II. CRÍTICA Universidade de Brasília Faculdade de Direito
O artigo “Ecomafia”: a Experiência Italiana no Enfrentamento dos
Crimes Ambientais de Perfil Mafioso, dos professores Ney de Barros Bello Filho e Bruno Hermes Leal, incialmente, desenha de maneira muito clara a história da máfia e a sua capacidade de adaptação às demandas econômicas que as diferentes épocas trazem. Apesar de remontar ao século XIX, conhecer o início da atuação da máfia, enquanto milícia protetora de interesses privados, é essencial para compreender a sua forma de organização atual e a permanência do uso da força para alcançar objetivos tão ligados ao mundo contemporâneo.
Da mesma forma, o mapeamento do histórico legislativo referente à
“ecomafia”, com destaque para o crime de tráfico ilícito de rejeitos, é bastante rico, reforçado pela apresentação e explicação dos conceitos-chave nos capítulos anteriores. A percepção de que o art. 452-quaterdecies do Código Penal italiano possui um caráter prioritariamente antropocêntrico é bastante interessante, pois revela que, para o legislador italiano, a manutenção da ordem pública ainda se encontra acima da tutela do meio- ambiente, o que denota uma espécie de desnivelamento do direito penal em direção ao direito ambiental nesse tema.
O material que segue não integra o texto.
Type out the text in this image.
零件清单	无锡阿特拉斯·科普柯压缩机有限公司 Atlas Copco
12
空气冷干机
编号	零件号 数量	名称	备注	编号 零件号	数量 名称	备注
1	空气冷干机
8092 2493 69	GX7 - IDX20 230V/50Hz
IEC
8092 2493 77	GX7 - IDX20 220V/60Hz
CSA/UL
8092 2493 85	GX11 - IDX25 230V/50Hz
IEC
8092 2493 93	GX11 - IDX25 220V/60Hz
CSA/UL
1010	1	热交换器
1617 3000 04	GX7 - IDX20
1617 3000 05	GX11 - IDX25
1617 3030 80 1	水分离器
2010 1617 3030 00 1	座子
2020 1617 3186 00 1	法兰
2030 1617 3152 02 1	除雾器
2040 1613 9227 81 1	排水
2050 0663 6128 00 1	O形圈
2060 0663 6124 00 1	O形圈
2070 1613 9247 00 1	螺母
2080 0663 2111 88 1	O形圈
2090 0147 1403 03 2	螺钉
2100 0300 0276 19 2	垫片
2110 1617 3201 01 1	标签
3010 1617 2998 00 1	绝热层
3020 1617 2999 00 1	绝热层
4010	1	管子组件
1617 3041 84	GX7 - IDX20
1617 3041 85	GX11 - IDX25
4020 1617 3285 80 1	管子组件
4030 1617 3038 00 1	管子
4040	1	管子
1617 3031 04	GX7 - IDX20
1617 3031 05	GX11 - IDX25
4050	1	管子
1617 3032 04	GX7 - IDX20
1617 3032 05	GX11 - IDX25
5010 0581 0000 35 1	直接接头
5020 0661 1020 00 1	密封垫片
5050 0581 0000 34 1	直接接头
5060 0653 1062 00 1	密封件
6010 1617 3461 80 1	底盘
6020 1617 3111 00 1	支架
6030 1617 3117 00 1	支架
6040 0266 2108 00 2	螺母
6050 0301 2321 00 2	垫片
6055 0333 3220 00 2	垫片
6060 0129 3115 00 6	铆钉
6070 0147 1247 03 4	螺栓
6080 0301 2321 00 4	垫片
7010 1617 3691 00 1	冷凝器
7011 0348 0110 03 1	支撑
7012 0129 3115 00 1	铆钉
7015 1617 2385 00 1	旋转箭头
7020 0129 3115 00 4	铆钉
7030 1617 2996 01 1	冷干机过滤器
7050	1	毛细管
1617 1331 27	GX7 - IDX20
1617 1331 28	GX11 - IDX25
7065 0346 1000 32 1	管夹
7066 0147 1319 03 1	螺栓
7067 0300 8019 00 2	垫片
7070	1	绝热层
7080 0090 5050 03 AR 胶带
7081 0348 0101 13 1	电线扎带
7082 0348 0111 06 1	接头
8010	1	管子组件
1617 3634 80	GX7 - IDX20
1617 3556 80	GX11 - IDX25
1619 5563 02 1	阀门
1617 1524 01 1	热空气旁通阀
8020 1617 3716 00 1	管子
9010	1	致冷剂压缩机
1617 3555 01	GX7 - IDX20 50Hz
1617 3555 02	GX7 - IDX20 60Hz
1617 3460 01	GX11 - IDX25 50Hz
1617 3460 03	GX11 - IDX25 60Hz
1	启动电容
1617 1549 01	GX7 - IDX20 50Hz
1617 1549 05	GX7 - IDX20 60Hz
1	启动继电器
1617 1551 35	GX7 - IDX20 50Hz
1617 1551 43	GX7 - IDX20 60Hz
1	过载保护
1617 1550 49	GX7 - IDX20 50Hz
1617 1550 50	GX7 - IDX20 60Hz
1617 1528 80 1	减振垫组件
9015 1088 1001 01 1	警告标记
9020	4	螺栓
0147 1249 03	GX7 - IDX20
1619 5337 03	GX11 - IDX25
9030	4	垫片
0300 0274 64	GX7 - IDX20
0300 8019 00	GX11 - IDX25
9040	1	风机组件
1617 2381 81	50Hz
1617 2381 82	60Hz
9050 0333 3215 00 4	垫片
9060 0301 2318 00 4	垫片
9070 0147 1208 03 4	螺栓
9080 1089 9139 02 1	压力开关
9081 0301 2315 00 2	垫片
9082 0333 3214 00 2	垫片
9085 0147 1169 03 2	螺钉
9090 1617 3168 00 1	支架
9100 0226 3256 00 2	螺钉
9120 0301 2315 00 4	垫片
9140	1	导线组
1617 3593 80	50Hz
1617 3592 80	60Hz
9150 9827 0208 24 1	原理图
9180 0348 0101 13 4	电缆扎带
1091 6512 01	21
O referido artigo, no entanto, não explora tanto as reflexões que o direito
brasileiro poderia tirar do exemplo italiano. Três anos após o rompimento da Barragem de Brumadinho, o Estado brasileiro ainda não instituiu punições mais graves para empresas responsáveis pela ocorrência de eventos como esse. O não aprofundamento nessa matéria é compreensível pelo risco de ultrapassar os limites metodológicos do artigo, mas a discussão é bastante pertinente para o presente Brasil, prestes a aprovar a PL do Licenciamento Ambiental.